El sufrimiento no tiene la trascendencia de otrora. El progreso de la ciencia se ve en el alivio de gran parte de los dolores, en los cuidados paliativos, en la prolongación de la vida, pero también en la atención de la agonía, a veces en la inhumanidad de los CTI. La esperanza en la inmortalidad se desplazó de la religión a la medicina, y siempre se espera un nuevo descubrimiento. Por eso es muy difícil aceptar que ya no se tienen recursos para salvar una vida o aliviar al que sufre.

Los sufrimientos intensos en enfermos terminales se pueden tratar ahora con analgésicos potentes, como la morfina, que pueden llegar a producir inconsciencia y dependiendo de la dosis incluso la muerte. Allí la intención no es «matar» sino aliviar, y la acción no se cataloga como homicidio porque prima la intención piadosa de aliviar. Sin embargo, suele antecederla una prolongada agonía en coma, que con frecuencia es insoportable para los que rodean al paciente, quien también sufre complicaciones, como infecciones respiratorias, urinarias, escaras de apoyo, entre otras, que lo denigran en su tránsito de muerte.
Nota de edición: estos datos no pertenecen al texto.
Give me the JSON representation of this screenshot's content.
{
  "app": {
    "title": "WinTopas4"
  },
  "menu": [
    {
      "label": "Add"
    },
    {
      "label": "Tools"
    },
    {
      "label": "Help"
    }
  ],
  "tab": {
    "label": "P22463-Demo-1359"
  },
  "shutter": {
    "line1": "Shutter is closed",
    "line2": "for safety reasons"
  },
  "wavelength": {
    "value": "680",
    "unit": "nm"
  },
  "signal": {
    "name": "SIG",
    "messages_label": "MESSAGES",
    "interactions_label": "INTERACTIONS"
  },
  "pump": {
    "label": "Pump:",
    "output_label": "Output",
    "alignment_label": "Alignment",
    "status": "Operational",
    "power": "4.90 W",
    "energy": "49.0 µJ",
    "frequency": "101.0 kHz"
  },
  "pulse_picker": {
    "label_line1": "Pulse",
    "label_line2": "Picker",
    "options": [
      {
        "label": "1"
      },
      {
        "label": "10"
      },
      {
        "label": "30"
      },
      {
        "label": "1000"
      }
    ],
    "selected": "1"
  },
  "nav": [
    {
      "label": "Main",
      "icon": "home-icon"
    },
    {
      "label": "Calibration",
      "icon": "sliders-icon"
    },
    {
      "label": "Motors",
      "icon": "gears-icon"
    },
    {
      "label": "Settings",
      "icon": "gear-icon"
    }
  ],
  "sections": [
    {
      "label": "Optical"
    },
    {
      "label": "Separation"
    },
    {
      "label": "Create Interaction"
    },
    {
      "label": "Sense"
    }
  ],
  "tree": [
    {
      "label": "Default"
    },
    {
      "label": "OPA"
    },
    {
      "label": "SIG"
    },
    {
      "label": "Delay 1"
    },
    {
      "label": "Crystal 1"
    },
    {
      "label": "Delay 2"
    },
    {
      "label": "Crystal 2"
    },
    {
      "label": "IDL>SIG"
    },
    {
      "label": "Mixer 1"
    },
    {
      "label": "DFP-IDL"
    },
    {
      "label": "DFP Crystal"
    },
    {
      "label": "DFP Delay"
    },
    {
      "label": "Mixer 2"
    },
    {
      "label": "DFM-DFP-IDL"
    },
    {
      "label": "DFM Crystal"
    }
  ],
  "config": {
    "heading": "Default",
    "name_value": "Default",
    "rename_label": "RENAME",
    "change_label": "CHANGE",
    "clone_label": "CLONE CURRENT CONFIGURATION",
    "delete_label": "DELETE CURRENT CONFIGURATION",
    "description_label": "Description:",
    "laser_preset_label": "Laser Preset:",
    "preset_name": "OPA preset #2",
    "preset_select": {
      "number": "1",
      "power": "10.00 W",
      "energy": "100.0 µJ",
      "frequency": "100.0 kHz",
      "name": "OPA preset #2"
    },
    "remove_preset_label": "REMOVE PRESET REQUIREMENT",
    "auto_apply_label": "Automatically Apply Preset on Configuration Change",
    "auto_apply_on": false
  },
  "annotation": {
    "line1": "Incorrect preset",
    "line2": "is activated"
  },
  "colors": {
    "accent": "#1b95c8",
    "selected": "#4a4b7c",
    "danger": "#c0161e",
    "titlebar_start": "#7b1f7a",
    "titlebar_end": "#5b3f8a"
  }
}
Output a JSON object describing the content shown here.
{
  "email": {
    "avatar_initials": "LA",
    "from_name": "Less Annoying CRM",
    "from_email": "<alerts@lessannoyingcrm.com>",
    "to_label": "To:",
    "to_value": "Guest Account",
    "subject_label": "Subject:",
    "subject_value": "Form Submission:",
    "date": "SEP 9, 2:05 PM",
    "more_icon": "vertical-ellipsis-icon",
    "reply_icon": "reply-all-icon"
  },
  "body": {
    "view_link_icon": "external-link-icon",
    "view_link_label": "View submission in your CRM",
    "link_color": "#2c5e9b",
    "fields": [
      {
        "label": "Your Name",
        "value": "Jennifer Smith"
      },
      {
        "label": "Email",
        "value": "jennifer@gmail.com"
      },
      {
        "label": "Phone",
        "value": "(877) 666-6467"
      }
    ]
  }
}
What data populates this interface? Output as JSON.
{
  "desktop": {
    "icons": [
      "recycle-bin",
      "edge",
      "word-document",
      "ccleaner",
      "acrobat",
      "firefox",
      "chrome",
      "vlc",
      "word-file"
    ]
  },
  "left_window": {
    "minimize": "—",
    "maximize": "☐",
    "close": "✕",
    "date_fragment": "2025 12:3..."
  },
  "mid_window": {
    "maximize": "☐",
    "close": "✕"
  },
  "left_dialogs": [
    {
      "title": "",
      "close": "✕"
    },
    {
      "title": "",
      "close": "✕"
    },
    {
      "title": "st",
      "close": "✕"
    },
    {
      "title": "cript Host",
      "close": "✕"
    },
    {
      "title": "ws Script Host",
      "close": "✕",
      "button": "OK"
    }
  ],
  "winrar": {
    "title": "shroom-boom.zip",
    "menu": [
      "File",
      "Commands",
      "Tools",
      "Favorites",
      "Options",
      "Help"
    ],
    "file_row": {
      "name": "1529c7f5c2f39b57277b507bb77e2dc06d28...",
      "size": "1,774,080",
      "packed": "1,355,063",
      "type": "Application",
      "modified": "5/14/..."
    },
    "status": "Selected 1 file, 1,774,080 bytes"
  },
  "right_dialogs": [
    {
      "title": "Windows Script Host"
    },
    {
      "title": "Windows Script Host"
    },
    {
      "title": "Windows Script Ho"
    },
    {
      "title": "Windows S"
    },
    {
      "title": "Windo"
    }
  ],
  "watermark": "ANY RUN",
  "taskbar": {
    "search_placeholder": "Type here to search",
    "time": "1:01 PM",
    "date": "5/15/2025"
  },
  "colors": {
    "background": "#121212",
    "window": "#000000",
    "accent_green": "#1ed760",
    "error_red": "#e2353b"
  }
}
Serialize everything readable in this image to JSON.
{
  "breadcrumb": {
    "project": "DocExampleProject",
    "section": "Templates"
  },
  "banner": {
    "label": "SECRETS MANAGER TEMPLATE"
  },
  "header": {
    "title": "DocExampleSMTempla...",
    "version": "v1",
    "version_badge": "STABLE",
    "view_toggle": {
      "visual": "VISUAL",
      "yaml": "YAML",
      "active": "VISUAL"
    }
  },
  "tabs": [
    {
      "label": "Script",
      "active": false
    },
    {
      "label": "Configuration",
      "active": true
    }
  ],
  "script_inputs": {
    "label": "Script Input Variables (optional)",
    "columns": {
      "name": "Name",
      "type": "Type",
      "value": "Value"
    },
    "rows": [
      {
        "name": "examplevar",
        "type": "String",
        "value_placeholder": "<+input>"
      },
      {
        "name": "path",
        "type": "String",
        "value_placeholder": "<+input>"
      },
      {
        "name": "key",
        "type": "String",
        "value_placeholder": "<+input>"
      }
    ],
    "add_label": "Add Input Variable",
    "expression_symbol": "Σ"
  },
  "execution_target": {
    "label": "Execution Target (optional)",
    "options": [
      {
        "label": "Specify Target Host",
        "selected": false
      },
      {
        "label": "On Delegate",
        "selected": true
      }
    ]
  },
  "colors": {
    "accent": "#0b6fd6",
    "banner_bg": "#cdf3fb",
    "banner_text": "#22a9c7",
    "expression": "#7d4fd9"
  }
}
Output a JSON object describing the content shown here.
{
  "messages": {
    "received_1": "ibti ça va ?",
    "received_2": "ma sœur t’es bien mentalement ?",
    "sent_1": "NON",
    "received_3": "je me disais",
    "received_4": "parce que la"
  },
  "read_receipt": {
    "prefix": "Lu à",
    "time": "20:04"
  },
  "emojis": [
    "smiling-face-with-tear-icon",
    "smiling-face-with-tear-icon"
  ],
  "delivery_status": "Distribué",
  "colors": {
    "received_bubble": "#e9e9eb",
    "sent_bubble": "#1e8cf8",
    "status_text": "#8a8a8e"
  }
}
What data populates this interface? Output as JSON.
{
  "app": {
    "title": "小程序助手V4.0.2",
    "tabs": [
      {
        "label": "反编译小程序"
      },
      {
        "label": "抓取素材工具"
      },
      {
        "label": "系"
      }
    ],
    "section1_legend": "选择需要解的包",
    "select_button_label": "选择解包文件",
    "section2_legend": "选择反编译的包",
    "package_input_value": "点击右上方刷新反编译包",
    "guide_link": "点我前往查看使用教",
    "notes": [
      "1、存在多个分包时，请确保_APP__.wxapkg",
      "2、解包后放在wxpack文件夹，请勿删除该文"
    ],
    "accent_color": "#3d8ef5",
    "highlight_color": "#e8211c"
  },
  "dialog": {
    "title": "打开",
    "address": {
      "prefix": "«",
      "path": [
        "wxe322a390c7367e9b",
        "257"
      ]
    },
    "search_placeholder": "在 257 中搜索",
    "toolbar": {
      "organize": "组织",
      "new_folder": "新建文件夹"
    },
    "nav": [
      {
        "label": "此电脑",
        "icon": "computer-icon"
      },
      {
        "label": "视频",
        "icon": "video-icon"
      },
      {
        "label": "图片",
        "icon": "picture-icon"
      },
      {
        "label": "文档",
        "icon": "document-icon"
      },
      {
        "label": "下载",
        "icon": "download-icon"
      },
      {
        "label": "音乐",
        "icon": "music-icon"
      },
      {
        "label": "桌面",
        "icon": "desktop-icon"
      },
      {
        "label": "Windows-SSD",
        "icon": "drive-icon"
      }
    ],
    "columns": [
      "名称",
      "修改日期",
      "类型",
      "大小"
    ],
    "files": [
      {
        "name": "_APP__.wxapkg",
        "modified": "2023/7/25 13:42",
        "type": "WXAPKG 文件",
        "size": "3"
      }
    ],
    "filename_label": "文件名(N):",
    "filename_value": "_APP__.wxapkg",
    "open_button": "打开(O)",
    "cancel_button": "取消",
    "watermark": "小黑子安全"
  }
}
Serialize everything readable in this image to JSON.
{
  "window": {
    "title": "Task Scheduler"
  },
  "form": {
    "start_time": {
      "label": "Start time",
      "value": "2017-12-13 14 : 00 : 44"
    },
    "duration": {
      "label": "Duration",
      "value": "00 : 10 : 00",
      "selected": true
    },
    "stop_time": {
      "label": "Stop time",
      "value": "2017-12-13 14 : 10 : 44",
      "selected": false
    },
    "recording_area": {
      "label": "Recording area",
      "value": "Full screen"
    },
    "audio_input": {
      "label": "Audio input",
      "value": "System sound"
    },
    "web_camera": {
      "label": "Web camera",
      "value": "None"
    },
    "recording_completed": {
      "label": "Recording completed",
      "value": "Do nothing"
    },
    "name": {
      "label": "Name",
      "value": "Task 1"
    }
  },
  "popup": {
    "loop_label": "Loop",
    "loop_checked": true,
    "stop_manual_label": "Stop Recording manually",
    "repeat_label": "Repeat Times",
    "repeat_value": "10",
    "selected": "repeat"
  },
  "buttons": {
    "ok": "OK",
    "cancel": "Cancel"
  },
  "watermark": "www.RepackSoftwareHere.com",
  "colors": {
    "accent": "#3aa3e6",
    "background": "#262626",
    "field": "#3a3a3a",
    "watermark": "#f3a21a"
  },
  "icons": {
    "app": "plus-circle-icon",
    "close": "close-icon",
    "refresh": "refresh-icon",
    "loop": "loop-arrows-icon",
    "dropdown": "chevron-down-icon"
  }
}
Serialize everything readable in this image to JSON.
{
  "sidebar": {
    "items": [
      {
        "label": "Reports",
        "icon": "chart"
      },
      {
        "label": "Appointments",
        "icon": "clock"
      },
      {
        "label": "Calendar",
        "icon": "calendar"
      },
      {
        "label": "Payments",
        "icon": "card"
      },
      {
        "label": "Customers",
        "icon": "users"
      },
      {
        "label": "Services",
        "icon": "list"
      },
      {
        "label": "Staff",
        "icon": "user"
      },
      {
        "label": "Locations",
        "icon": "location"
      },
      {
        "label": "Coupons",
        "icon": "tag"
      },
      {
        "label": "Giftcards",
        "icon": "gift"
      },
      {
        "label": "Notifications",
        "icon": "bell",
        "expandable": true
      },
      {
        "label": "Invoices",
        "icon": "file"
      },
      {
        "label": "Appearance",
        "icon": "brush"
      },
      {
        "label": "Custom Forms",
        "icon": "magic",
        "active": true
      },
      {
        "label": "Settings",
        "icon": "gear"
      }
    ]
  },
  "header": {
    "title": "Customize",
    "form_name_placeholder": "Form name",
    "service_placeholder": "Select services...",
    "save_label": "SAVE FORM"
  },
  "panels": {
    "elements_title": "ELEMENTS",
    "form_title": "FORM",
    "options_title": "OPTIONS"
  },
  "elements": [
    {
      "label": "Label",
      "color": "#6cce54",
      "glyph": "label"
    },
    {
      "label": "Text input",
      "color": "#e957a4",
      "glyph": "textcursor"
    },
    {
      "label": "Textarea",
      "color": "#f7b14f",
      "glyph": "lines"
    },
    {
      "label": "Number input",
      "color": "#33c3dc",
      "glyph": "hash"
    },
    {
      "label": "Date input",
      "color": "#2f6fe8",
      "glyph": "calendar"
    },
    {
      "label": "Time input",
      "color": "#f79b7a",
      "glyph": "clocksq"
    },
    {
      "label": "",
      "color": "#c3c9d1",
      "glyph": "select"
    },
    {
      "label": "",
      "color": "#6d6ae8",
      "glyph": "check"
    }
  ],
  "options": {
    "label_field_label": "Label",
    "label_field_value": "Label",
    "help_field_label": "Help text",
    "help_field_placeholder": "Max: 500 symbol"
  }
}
Un punto de discusión es si están los sufrientes en condiciones de salud mental para decidir sobre su muerte. Esas dudas se diluyen por empatía de los observadores, no solo de los médicos tratantes. Son situaciones desesperadas advertidas por el entorno sin otra condición que la sensibilidad ante la situación del congénere. Cuando la medicina no puede controlar el sufrimiento insoportable, lo científico pierde pie y pasa a centrarse en la piedad humana; no hay criterio objetivo, matemático, al que aferrarse. La letra fría de la ley establece las condiciones estrictas para evitar que se desvirtúe el acto de la eutanasia a través de la intervención de por lo menos dos médicos, tiempos de espera para recabar la reiteración de la decisión del paciente, control del proceso,
pero el factor humano es esencial e irremplazable.

Hemos sido arrojados al mundo, al decir de Heidegger, y vivimos desde entonces siguiendo los derroteros ignorados de nuestro destino, pero incidiendo en ellos según nuestros deseos y obligaciones a pesar del azar. No sabemos cuándo ni cómo hemos de morir, pero todo indica que algún día ocurrirá. Si la sociedad en la que vivimos nos otorga el derecho a gozar de nuestra vida a partir del nacimiento, también deberíamos tener el derecho a dejar este mundo por voluntad propia cuando la vida ya no se puede gozar y se transforma en insoportable. Las pulsiones freudianas de vida y de muerte están entrelazadas, por tanto querer morir, en estos casos, significa vivir.

¿La eutanasia es un homicidio inhumano o un acto solidario moralmente honorable? La respuesta radica en las creencias. En el contexto de la progresiva desacralización de la vida y del desarrollo de la ciencia y la tecnología, la eutanasia emerge como un acto honorable para evitar un suplicio insoportable e innecesario. La evolución de la norma moral es un proceso continuo y dinámico vinculado con los cambios culturales, cuyo rumbo, más allá de los vaivenes sociales, sigue el curso de la empatía y la cooperación que se hacen letra en la progresiva incorporación de derechos humanos. Allí se inscribe, como un paso más, la ley de eutanasia o muerte digna, que se encamina a aprobarse.